Cada vez que Julián aparecía, se encargaba de hacer trizas su dignidad.
Giselle había intentado ganarse su simpatía en varias ocasiones, pues la posición y el poder de la familia de Julián eran innegables.
Pero él jamás le había concedido ni la más mínima cortesía.
Durante mucho tiempo, ella se había preguntado qué le habría hecho para ganar su animosidad.
Pero hoy, con todo lo que había ocurrido, la realidad le pegó de frente: Julián seguramente hacía todo eso por Vanesa.
Ese pensamiento hizo que la amargura de la derrota la asfixiara aún más.
Pero Giselle no se atrevía a tomar ninguna represalia contra Julián.
—Señorita Rivas, como dice el dicho: tanto va el cántaro al agua hasta que se rompe, ¿no cree? —Las palabras de Julián flotaron en el aire, a medio camino entre una advertencia amistosa y una amenaza directa.
Sin esperar respuesta, Julián dio media vuelta y se marchó, seguido de cerca por sus escoltas.
El poco color que le quedaba en el rostro a Giselle se desvaneció por completo.
—¡Giselle! —exclamó Bruno, alarmado por su estado.
De inmediato, la tomó en brazos y la sacó de allí a toda prisa.
Mientras tanto, Vanesa y Fabio ya estaban acomodados en la parte trasera del auto.
En el mismo instante en que la puerta se cerró, Fabio soltó a Vanesa y clavó la mirada en la ventanilla, perdiéndose en el exterior.
Vanesa, notando el gesto, permaneció imperturbable.
Evidentemente, Fabio también había captado su tranquilidad.
—¿No vas a ir? Esta vez, su malestar no parece fingido —dijo Vanesa con una voz desprovista de cualquier emoción.
La mirada de Fabio recayó pesadamente sobre Vanesa, pero no dijo ni una sola palabra al respecto.
—Fabio, ¿alguna vez te han dicho que eres una persona verdaderamente cruel? —lanzó Vanesa sin apartar la mirada ni intentar suavizar el golpe.
Siempre había creído que Fabio solo era despiadado con ella.
Que, tratándose de Giselle, siempre tenía una reserva inagotable de indulgencia y compasión.
Pero de repente, tuvo una epifanía: a la persona que Fabio más amaba en el mundo era a sí mismo.
Podía querer a Giselle, incluso amarla a su manera, pero bajo ninguna circunstancia le permitiría desafiar su autoridad o intentar manipularlo constantemente.
Al comprenderlo, Vanesa bajó la mirada y dejó escapar una risita casi inaudible.
En comparación con Giselle, su situación era la de una verdadera desgraciada.
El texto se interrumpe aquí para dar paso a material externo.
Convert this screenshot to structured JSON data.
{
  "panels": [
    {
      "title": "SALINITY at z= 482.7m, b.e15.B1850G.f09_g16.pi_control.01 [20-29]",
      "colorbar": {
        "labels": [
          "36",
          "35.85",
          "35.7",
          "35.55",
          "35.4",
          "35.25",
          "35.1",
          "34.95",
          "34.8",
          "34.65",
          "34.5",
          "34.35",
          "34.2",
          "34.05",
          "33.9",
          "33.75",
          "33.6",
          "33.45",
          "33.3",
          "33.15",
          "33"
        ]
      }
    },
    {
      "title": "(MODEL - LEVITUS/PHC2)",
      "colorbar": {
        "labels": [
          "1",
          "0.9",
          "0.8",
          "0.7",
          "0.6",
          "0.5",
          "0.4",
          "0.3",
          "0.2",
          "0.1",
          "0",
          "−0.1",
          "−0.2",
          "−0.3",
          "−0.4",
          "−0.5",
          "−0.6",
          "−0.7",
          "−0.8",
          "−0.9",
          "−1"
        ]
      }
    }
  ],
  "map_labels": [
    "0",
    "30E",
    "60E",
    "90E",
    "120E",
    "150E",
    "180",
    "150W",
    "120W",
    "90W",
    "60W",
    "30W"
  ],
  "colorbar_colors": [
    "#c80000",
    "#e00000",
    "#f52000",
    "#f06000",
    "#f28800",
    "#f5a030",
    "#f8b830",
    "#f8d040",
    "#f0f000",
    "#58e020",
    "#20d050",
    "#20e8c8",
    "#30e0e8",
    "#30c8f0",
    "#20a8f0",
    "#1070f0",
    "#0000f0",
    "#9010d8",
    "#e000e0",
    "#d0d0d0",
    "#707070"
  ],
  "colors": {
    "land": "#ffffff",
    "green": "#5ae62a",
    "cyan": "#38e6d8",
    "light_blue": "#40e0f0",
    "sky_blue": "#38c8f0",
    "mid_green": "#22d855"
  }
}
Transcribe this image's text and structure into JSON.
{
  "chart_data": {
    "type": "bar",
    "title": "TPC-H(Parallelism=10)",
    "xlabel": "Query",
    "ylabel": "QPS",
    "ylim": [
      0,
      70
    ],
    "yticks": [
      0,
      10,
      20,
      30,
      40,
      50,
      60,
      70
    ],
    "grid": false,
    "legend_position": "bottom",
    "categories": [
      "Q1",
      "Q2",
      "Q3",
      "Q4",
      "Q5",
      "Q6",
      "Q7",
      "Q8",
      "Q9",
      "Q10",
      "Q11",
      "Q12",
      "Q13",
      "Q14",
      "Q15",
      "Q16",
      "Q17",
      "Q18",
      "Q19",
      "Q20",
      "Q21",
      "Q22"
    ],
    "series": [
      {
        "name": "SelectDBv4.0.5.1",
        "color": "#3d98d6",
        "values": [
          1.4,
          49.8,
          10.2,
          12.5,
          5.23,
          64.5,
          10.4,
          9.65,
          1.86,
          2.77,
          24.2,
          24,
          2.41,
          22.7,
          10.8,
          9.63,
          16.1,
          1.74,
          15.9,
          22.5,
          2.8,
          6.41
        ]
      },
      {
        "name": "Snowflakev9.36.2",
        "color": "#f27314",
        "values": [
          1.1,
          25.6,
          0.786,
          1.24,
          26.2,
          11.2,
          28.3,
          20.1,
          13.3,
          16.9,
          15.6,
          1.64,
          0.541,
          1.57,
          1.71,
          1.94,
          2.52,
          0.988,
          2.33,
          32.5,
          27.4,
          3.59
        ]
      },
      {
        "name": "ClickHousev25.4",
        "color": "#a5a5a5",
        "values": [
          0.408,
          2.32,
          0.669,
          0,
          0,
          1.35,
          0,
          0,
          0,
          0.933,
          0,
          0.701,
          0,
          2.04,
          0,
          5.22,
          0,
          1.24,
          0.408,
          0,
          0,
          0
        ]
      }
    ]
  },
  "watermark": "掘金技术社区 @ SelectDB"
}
Probablemente, desde el mismo día en que firmaron el acta de matrimonio, él ya la había sentenciado a vivir en un infierno.
Y no le había dejado ninguna oportunidad de salvación.
El conductor obedeció al instante, aparcando junto a la acera.
Vanesa lo miró confundida. No tenía ni la menor idea de lo que planeaba hacer.
—¿No querías comer brochetas en salsa brava? —le preguntó él directamente.
Vanesa jamás habría imaginado que él había captado su mirada hacia el puesto.
Una leve sonrisa apareció en sus labios.
—¿Y el Señor Serrano planea bajarse a comprármelas?
Vanesa sabía perfectamente que él jamás le compraría comida callejera, solo le hizo la pregunta para hacerlo enfurecer.
Mientras hablaba, su mirada se desvió por instinto hacia el espejo retrovisor.
A lo lejos, pudo distinguir el coche de Bruno.
Y Giselle iba dentro de ese auto.
Era el camino directo hacia el hospital, así que tenía sentido que pasaran por allí si Giselle se sentía mal.
Fabio la miró con una expresión cargada de intenciones ocultas tras escuchar sus palabras.
Vanesa le sostuvo la mirada sin titubear.